Verbesserung der Früherkennung dringend notwendig

ÖGP-Jahrestagung 2023

Obwohl die Therapie von Lungenkrebs immer ausgereifter – also maßgeschneiderter, wirkungsvoller, zielgerichteter und damit auch nebenwirkungsärmer wird – besteht weiterhin ein entscheidendes Problem: Da keine verlässlichen Frühsymptome existieren, wird die Erkrankung meist erst so spät entdeckt, dass sie sich bereits in einem weit fortgeschrittenen Stadium befindet. Zu diesem Zeitpunkt sind die Therapiemöglichkeiten jedoch bereits sehr begrenzt. Abhilfe könnte hier ein wohldurchdachtes Früherkennungsprogramm schaffen, durch dessen Einsatz der Diagnosezeitpunkt deutlich nach vorne verlagert werden kann. Wie effektiv solche Früherkennungsprogramme die Sterberaten senken, belegen internationale Daten. ÖGP-Vizepräsident Prim. Univ.-Prof. Dr.

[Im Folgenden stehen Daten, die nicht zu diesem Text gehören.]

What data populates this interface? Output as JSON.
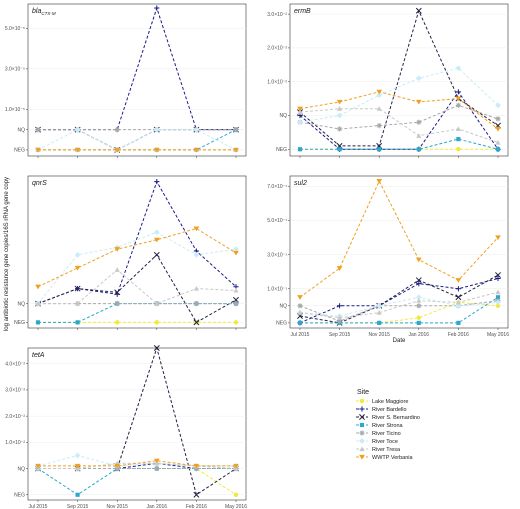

Bernd Lamprecht sprach im Rahmen der Pressekonferenz anlässlich der Jahrestagung der Österreichischen Gesellschaft für Pneumologie, ÖGP (23. – 25. Okt. in Graz) über die Chancen und Hürden eines umfangreichen Lungengesundheit-Vorsorgeprogrammes.

Frühe Diagnose – gute Prognose

Lungenkrebs ist eine der häufigsten Krebserkrankungen[1] überhaupt. „Er verursacht keine verlässlichen Frühsymptome, die auf die Krankheit hindeuten, wodurch die Erstdiagnose zumeist in einem – leider oft weit – fortgeschrittenen Erkrankungsstadium erfolgt“, erläuterte Univ.-Prof. Dr. Bernd Lamprecht, Vorstand der Universitätsklinik für Innere Medizin mit Schwerpunkt Pneumologie am Kepler Universitätsklinikum in Linz, das Dilemma. Nur etwa 20 Prozent der Lungenkarzinome in Österreich werden im Frühstadium entdeckt, rund die Hälfte erst im letzten Krankheitsstadium. „Während bei frühzeitiger Diagnose und Therapie die 5-Jahres-Überlebensrate rund 90% erreichen kann, haben wir bei spätem Erkennen nur eingeschränkte Behandlungsoptionen. Die Prognose ist ungünstiger, als dies bei einer Früherkennung der Fall wäre.“

Lungenkrebs-Screenings zeigen Wirkung

Lamprecht: „Immer mehr Daten[2] belegen, dass Lungenkrebs-Screenings zu einer Senkung der Lungenkrebs-Sterblichkeit führen. Mittels regelmäßig durchgeführter Low-Dose-Computertomographie-Untersuchungen wird Lungenkrebs nämlich wesentlich häufiger schon in frühen Erkrankungs-Stadien entdeckt, in denen fast immer noch eine Heilung möglich ist. Die Lungenkrebs-Sterblichkeit bei Risikogruppen konnte so in einem Beobachtungszeitraum von zehn Jahren um bis zu 20% gesenkt werden, bei Frauen sogar um 40-60%.“

Neben der primären Prävention der Erkrankung, zu der in erster Linie ein Rauchstopp gehört, aber überhaupt Awareness für die Themen Lungengesundheit und Bedeutung sauberer Luft, bedarf es daher auch einer Verbesserung der Möglichkeiten der Früherkennung, so ÖGP-Vizepräsident Lamprecht, und weiter: „Daher ist es erklärtes Ziel der ÖGP, in den nächsten Jahren eine Verbesserung der Früherkennung zu erreichen.“

Wie kann ein solches Früherkennungs- und Vorsorgeprogramm aussehen?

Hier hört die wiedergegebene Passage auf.